Pour quelle raison ?
D’abord parce qu’à l’issue de l’IUT, on est prêt à intégrer le marché du travail. Cela n’a donc pas de sens de retarder outre mesure son entrée sur le marché professionnel. Ensuite parce qu’avec un master, on se retrouve souvent au même poste qu’avec un DUT, qui plus est, avec un salaire égal. Par compte, on prend un retard à l’allumage et son insertion professionnelle n’est pas forcément facilitée, car si le diplôme plus élevé, on est plus vieux… et généralement moins mobile. Pour les entreprises, cela compte aussi.

Quel conseil donneriez-vous donc aux lycéens intéressés par des études en communication ?

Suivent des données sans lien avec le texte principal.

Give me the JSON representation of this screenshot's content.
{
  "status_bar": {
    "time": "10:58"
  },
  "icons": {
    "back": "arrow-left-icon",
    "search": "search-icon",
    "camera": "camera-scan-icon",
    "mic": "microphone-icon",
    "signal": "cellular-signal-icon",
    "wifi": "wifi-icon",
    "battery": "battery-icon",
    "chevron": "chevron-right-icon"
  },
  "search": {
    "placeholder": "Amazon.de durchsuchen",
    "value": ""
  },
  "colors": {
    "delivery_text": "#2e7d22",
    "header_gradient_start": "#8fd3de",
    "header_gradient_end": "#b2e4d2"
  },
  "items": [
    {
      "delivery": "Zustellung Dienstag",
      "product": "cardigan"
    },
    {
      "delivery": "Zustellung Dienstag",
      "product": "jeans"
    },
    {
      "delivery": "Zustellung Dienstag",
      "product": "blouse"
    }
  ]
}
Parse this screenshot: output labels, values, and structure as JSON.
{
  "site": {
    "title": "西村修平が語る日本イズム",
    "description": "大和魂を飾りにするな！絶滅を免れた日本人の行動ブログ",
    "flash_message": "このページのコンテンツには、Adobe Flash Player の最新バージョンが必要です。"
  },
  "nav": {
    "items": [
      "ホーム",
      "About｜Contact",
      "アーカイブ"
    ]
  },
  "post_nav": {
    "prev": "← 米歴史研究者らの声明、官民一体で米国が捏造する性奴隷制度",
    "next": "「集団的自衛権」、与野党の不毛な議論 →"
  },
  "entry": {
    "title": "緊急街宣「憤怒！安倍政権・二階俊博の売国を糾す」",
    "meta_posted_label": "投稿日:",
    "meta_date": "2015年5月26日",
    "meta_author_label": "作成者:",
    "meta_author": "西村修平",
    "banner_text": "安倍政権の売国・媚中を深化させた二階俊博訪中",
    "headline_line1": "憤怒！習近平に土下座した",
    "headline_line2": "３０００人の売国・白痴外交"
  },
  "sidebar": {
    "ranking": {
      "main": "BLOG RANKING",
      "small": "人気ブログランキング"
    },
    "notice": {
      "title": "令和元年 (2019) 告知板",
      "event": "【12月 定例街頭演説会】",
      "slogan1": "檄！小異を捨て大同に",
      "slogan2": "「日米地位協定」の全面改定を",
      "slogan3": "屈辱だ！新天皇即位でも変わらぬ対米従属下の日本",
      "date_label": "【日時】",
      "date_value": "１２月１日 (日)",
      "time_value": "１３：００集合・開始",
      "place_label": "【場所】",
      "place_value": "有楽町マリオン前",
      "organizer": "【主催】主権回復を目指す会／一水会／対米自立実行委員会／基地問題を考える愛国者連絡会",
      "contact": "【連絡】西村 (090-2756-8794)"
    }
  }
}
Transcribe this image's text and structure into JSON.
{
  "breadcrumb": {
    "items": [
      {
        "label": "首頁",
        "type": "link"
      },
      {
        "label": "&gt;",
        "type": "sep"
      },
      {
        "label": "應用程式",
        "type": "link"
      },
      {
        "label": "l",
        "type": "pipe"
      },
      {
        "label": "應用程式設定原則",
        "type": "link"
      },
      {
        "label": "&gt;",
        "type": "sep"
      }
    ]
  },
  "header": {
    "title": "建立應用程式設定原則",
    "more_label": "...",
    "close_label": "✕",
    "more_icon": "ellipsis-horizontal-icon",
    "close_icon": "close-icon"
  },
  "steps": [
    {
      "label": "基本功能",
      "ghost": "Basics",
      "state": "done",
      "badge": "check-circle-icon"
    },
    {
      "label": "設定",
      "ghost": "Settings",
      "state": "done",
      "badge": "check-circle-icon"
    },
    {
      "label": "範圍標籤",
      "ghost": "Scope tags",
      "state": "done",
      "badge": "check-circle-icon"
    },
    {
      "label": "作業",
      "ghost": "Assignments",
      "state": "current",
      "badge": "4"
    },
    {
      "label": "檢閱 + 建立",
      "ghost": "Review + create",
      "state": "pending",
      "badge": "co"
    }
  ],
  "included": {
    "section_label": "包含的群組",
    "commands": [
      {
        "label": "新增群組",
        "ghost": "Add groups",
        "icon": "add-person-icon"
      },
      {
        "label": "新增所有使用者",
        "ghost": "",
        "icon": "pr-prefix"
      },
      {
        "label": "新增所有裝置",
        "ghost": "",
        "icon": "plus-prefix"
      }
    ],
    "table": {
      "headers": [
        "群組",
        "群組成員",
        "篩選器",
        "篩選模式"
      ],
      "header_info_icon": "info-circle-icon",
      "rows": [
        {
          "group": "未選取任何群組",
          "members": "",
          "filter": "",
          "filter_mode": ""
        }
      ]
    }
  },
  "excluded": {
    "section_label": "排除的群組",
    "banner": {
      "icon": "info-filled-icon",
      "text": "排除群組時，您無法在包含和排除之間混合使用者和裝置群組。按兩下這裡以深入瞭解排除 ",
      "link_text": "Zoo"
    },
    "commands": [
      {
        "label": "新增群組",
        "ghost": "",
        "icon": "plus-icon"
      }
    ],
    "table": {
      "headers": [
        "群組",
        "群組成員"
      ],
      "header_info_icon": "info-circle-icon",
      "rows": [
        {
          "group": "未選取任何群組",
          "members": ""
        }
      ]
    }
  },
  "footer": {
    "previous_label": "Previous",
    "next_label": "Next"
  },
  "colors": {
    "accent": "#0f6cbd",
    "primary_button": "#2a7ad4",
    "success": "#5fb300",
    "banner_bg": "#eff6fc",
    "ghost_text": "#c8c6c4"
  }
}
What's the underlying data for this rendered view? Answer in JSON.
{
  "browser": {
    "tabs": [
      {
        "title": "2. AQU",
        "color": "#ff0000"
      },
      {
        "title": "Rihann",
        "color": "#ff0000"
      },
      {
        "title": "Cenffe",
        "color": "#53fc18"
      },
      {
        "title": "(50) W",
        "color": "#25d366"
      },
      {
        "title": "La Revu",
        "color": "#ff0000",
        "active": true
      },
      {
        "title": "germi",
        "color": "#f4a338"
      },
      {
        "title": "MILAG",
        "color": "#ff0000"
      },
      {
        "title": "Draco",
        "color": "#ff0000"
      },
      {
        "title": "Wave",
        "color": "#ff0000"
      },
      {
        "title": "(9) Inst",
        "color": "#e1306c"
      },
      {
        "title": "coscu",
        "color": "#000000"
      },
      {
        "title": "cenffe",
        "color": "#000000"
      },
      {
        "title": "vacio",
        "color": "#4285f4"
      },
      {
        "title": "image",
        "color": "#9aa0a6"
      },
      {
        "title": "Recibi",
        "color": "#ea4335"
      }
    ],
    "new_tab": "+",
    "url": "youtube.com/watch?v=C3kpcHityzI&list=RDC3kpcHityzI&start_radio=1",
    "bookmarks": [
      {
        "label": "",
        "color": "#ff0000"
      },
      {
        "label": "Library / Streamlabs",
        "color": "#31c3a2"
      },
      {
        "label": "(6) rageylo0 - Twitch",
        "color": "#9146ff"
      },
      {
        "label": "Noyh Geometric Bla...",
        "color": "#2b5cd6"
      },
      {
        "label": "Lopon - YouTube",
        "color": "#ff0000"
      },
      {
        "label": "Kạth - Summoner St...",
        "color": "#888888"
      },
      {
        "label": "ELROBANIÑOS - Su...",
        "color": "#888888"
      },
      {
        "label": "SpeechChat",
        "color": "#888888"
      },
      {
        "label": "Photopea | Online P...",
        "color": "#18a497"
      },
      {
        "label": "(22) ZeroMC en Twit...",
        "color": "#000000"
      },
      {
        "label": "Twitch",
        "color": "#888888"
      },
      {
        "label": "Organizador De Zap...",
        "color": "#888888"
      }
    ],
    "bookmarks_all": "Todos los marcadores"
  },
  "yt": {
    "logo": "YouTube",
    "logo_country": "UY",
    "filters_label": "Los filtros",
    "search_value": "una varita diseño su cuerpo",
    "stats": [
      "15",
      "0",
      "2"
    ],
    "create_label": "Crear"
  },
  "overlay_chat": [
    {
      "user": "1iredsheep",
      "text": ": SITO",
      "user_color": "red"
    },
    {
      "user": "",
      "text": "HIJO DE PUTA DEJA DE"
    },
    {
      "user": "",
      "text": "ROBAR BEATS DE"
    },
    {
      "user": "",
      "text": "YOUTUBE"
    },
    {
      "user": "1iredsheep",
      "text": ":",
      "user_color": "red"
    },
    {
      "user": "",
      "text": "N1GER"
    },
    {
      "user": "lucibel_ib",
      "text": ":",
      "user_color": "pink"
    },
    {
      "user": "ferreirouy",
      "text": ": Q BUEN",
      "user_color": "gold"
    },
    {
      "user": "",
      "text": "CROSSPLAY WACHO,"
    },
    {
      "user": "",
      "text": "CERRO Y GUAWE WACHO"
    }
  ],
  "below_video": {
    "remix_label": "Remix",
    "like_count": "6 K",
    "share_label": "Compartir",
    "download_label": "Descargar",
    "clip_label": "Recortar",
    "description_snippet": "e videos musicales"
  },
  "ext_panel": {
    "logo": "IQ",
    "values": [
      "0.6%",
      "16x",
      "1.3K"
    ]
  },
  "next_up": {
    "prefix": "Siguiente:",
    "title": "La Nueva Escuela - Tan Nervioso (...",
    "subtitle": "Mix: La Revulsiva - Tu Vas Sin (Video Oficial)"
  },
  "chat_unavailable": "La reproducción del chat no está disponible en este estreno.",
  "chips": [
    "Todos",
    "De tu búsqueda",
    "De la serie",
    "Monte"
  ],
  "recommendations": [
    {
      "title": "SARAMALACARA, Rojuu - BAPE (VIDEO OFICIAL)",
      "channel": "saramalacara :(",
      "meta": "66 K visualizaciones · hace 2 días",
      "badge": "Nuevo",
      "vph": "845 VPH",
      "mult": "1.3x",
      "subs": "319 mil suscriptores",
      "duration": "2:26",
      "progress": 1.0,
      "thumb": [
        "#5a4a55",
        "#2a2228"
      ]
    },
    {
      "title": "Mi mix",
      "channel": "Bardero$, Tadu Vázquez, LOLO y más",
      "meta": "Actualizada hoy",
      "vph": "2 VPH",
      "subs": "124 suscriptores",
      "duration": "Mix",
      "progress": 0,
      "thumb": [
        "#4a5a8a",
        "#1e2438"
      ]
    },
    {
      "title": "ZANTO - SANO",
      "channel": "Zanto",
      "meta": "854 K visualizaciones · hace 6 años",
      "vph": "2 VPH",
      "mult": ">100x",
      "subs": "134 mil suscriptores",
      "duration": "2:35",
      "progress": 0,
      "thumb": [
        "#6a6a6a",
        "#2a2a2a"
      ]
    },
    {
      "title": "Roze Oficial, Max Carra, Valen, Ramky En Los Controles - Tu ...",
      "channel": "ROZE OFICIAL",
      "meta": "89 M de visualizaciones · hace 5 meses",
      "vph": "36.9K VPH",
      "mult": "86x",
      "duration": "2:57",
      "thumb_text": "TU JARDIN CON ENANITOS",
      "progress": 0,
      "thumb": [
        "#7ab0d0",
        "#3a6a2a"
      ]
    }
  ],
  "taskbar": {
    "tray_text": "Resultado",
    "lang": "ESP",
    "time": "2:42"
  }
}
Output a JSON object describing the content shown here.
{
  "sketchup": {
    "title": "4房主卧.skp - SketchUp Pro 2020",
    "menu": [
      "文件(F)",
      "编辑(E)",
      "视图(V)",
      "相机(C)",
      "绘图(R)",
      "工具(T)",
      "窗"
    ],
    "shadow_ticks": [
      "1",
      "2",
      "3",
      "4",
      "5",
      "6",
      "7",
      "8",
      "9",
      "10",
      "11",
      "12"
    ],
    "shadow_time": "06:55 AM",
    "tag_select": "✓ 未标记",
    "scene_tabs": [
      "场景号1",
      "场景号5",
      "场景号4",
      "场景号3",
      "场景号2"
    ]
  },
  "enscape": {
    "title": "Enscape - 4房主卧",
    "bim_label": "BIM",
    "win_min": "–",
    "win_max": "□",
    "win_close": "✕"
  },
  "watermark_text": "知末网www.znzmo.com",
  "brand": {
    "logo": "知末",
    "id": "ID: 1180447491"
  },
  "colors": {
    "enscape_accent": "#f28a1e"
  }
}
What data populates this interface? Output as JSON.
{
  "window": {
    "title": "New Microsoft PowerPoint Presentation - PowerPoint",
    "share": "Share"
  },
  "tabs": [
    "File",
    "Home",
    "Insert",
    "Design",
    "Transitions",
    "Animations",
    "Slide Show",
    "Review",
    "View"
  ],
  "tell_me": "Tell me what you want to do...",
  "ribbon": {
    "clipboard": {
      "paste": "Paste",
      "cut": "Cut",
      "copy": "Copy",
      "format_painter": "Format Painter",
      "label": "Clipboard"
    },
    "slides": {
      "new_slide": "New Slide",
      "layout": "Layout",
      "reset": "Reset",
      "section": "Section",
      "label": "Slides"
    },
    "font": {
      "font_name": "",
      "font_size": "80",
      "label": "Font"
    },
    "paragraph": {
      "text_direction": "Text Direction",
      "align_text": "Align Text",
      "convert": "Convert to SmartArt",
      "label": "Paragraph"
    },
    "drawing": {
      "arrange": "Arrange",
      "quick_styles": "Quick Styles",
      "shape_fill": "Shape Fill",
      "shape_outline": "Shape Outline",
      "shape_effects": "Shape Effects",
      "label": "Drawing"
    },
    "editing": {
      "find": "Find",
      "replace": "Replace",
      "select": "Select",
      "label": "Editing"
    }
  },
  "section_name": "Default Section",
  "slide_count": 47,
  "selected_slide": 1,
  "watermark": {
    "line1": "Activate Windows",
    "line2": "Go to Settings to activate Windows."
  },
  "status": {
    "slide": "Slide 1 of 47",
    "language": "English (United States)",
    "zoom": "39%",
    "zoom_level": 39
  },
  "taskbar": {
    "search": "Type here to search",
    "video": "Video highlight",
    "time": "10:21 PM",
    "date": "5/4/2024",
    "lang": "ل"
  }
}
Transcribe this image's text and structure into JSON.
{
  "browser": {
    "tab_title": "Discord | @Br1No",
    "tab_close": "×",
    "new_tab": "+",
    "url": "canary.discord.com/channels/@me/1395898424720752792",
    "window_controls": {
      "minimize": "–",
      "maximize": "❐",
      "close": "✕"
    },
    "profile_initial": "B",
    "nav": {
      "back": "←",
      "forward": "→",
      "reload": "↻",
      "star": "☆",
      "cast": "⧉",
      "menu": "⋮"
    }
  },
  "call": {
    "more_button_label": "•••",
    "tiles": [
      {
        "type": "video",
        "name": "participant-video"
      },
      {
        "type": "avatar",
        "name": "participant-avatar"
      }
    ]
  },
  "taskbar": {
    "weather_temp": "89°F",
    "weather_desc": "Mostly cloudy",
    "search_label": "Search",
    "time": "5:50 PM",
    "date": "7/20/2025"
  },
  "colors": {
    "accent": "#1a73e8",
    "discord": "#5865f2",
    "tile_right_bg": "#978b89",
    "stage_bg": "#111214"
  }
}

C’est de bien réfléchir et se renseigner sur la formation qu’on souhaite suivre. Ne pas hésiter, par exemple, à venir aux journées portes ouvertes organisées par les établissements. Cela peut revenir un peu cher, évidemment, car il faut se déplacer. Mais, c’est une forme d’investissement qui n’est pas absurde : plutôt que de multiplier les candidatures à droite à gauche, il est cohérent de privilégier les quelques formations qui correspondent le mieux à son projet. Et dès lors, de se donner les moyens de les intégrer.